A fugitive central commander of an outlawed extremist organization plotting terrorist attacks in Pakistan has been killed in a roadside bomb blast in neighboring Afghanistan.
Abdul Wali, known as Omar Khalid Khorasani, was travelling in southeastern Afghan border province, Paktika, late Sunday when an improvised explosive device hit his vehicle, multiple militant and Pakistani security sources said Monday.
Khorasani’s group, the Tehrik-i-Taliban Pakistan (TTP), known as the Pakistani Taliban, also confirmed his death saying a “detailed statement will soon be issued regarding the martyrdom” of their leader.
Sunday’s bombing occurred in Barmal, a remote Afghan district adjacent to the Pakistani border, and it also killed at least three associates of Khorasani who were in the vehicle.
No group has immediately taken responsibly for the deadly attack nor did Afghanistan’s Taliban government comment on it.
The slain extremist commander was a founding member of the TTP, which the United States and the United Nations have designated as a global terrorist organization.
TTP militants have been waging deadly attacks against Pakistani forces. The violence has intensified since the return of the Afghan Taliban to power in Kabul, killing hundreds of security personnel in Pakistan in recent months.
The TTP leadership took refuge in war-hit Afghanistan in 2015 after fleeing military operations in Pakistan and they have since been directing cross border attacks, mostly targeting armed forces.
The militant group is known for providing recruits and shelter to leaders of the Afghan Taliban while they were directing cross-border insurgent attacks against local and United States-led foreign forces protecting internationally recognized rulers in Kabul for almost two decades.
The Taliban seized power in Afghanistan nearly a year ago on August 15, when the then-Afghan government and its security forces collapsed in the face of stunning battlefield insurgent assaults as foreign troops withdrew from the country.
Taliban rulers have since brokered peace talks between Pakistan and the TTP to help them negotiate a peaceful end to the violence. Taliban officials say they are facilitating the peace process in line with their pledges to not allow any group to use Afghan soil for attacks against any country.
The TTP in early June announced an indefinite ceasefire with the Pakistani government, citing “substantial” progress in the talks. Khorasani was also part of the group’s negotiating team.

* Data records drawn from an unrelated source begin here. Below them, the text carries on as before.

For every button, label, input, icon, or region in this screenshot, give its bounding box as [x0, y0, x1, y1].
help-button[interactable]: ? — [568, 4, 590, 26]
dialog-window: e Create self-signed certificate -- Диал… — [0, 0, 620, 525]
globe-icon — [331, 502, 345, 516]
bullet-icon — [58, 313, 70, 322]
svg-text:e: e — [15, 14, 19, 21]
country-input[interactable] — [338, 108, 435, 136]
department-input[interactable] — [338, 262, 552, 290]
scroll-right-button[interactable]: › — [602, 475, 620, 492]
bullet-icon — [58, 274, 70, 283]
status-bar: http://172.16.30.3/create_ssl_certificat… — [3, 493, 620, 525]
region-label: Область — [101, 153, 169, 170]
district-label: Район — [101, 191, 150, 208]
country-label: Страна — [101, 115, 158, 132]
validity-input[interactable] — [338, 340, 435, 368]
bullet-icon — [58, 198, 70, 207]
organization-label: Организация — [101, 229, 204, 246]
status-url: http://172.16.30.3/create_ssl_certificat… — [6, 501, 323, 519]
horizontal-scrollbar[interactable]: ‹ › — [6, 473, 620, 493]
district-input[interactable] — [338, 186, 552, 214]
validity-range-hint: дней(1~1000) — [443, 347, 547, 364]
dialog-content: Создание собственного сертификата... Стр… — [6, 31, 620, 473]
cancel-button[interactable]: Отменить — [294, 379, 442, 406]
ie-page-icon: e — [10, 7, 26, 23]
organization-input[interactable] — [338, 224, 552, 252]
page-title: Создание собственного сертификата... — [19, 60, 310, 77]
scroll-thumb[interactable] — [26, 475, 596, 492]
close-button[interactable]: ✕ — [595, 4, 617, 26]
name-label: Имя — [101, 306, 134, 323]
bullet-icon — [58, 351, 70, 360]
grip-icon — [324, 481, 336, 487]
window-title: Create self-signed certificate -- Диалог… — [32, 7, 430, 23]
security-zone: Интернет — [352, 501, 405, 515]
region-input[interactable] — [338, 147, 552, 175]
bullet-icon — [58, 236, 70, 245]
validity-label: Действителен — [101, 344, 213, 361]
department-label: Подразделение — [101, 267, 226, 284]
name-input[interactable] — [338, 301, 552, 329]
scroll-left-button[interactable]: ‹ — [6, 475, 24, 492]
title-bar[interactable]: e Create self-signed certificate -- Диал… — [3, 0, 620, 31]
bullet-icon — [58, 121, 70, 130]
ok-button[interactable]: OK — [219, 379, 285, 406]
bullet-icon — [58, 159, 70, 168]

The extremist group demands Pakistan restore a traditional semi-autonomous status of several border districts, withdraw its troops and allow imposition of TTP-interpreted hardline Islamic system there.
The Pakistani districts in question were collectively known as the Federally Administered Tribal Areas or FATA, where local and foreign militants had their strongholds for decades.
The government had almost no control over the border area until the military launched counterterrorism operations there and dismantled what it called was the terrorist infrastructure. Pakistan later merged FATA into the national mainstream through unanimously approved constitutional amendments in the parliament.
Islamabad rejects all TTP’s demands regarding erstwhile FATA. Instead, Pakistani officials say they are asking for the dissolution of the militant group so its members, who are not wanted for serious crimes, can surrender weapons and return to live peacefully in Pakistan.
Analysts say Khorasani’s assassination as a major blow to the TTP, noting it has the potential to derail the dialogue process and could lead to intensified militant violence in Pakistan.